Der Boom der kleinen und mittelgrossen Aktien, der Small und Mid Caps, erstaunt nicht. Die grosskapitalisierten Blue Chips des SMI-Aktienindex vermochten nämlich im Anlagejahr 2010 mit mageren 1,2 Prozent Kurssteigerungen keine rechte Freude zu bereiten. Mit diesem mageren Ergebnis knüpften sie fast nahtlos an die vorangegangenen Jahre an. In den letzten fünf Jahren verloren Investoren sogar Geld mit den bekannten Namen auf dem Börsenzettel. Ganz anders präsentiert sich das Bild bei Small und Mid Caps: Sie warfen in der gleichen Zeit eine Rendite von weit über 30 Prozent ab, davon mehr als 20 Prozent allein 2010.

Positiver Small-Cap-Effekt

Der sogenannte Small-Cap-Effekt ist inzwischen in aller Munde. Er besteht darin, dass über lange Zeiträume kleinere und mittelgrosse Titel, die in Portfolios zusam-mengefasst sind, deutlich mehr Rendite abwerfen als Blue Chips. Die Ursachen sind umstritten. Eine plausible Erklärung lautet, dass Anleger in diesem Segment für ihr Engagement eine sogenannte Liquiditätsprämie erhalten. Die Transaktionskosten als Spanne von Geld- und Brief-Kursen betragen nämlich teilweise ein Mehrfaches dessen, was bei Blue Chips zu beobachten ist. Ferner spielen bei Small Caps Wachstumstitel und Fehlbewertungen eine wichtigere Rolle als bei Blue Chips.

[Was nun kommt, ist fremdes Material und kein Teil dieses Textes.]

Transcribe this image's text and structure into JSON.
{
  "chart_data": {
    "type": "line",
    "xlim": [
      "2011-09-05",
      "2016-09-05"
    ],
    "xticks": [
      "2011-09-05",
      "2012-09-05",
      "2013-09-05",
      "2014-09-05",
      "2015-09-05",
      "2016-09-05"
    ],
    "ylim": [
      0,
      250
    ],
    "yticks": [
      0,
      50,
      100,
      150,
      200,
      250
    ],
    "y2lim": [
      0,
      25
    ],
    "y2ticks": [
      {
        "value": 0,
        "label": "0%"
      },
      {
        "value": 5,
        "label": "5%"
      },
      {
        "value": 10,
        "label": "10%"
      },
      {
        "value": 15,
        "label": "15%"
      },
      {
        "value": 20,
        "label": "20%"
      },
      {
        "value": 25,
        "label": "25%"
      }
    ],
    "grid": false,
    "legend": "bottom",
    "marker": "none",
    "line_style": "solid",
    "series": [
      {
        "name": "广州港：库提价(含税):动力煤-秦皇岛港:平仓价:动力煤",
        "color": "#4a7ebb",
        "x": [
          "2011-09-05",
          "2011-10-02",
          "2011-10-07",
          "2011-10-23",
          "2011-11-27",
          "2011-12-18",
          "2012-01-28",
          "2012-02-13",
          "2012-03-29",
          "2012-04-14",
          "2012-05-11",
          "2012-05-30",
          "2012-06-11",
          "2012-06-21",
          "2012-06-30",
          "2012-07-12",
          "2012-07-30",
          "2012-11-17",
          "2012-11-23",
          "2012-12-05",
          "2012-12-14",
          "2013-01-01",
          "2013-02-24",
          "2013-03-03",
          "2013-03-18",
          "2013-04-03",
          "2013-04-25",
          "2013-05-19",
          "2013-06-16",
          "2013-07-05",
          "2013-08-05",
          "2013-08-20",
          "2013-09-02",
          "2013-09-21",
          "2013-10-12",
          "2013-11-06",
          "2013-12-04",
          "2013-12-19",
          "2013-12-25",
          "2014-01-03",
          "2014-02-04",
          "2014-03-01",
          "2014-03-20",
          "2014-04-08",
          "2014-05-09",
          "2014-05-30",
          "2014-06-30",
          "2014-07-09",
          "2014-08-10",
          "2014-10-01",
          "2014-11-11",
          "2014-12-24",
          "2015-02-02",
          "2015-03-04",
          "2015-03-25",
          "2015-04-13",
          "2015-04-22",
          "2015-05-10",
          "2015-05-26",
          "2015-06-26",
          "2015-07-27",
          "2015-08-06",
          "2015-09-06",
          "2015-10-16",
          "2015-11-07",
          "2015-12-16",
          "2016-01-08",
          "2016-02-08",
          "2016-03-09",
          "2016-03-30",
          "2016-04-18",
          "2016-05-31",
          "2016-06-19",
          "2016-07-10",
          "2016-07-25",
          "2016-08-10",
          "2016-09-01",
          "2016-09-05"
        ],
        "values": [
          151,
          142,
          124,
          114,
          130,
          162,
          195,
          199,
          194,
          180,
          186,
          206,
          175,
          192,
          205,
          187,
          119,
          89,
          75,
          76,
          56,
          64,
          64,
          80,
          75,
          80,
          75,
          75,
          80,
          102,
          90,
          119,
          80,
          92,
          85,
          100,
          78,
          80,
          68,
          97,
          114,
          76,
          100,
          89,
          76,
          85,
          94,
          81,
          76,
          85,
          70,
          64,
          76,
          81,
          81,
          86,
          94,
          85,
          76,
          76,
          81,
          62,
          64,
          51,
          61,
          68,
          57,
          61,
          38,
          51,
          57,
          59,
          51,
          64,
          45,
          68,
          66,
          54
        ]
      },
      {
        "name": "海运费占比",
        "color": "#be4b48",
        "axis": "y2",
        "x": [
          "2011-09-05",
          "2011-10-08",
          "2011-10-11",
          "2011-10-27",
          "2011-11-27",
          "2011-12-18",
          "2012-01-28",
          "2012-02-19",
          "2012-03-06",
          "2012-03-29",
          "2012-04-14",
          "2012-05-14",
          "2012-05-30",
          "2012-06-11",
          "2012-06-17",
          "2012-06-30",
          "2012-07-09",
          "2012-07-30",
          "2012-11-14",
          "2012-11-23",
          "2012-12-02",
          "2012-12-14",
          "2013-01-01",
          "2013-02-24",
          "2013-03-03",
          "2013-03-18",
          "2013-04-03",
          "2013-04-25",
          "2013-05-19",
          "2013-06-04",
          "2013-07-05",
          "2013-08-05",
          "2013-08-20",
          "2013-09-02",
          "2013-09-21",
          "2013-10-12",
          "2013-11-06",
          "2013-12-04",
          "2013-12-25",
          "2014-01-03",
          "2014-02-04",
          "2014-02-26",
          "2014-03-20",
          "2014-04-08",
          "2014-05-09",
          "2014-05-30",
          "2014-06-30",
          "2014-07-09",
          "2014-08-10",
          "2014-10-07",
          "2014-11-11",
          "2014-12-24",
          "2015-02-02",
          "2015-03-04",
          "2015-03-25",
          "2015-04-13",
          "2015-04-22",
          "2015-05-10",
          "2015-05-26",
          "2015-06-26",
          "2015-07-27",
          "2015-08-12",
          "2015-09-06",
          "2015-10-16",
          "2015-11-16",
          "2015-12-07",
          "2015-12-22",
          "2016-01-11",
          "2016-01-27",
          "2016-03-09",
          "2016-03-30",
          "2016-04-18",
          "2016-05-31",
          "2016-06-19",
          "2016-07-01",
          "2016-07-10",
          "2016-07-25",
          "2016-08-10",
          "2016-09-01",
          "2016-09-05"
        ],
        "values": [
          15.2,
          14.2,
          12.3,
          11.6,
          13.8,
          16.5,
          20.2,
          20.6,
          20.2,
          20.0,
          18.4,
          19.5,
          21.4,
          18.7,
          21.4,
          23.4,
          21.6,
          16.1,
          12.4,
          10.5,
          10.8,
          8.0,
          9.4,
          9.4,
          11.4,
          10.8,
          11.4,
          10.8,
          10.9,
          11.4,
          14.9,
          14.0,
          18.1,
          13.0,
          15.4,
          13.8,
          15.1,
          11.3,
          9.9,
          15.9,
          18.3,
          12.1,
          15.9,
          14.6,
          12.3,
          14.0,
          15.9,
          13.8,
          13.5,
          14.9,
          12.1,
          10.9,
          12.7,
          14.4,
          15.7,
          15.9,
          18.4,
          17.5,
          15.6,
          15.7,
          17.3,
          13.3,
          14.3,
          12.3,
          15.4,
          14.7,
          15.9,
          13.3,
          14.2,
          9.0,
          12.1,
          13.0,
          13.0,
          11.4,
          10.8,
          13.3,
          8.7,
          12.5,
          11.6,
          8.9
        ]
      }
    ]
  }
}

Neben diesem attraktiven Rendite-Risiko-Verhältnis weisen Schweizer Small und Mid Caps für Aktienanleger eine weitere positive Eigenschaft auf: Ihre Diversifikationseigenschaften als Ergänzung zu einem Blue-Chip-Portfolio sind erstaunlich gut. Eine Auslanddiversifikation, zum Beispiel in die Indizes DAX 30 oder den MSCI World, trägt weniger zur Risikominderung bei als die Diversifikation in Schweizer Small und Mid Caps. Lediglich japanische Aktien weisen nennenswert bessere Diversifikationseigenschaften auf.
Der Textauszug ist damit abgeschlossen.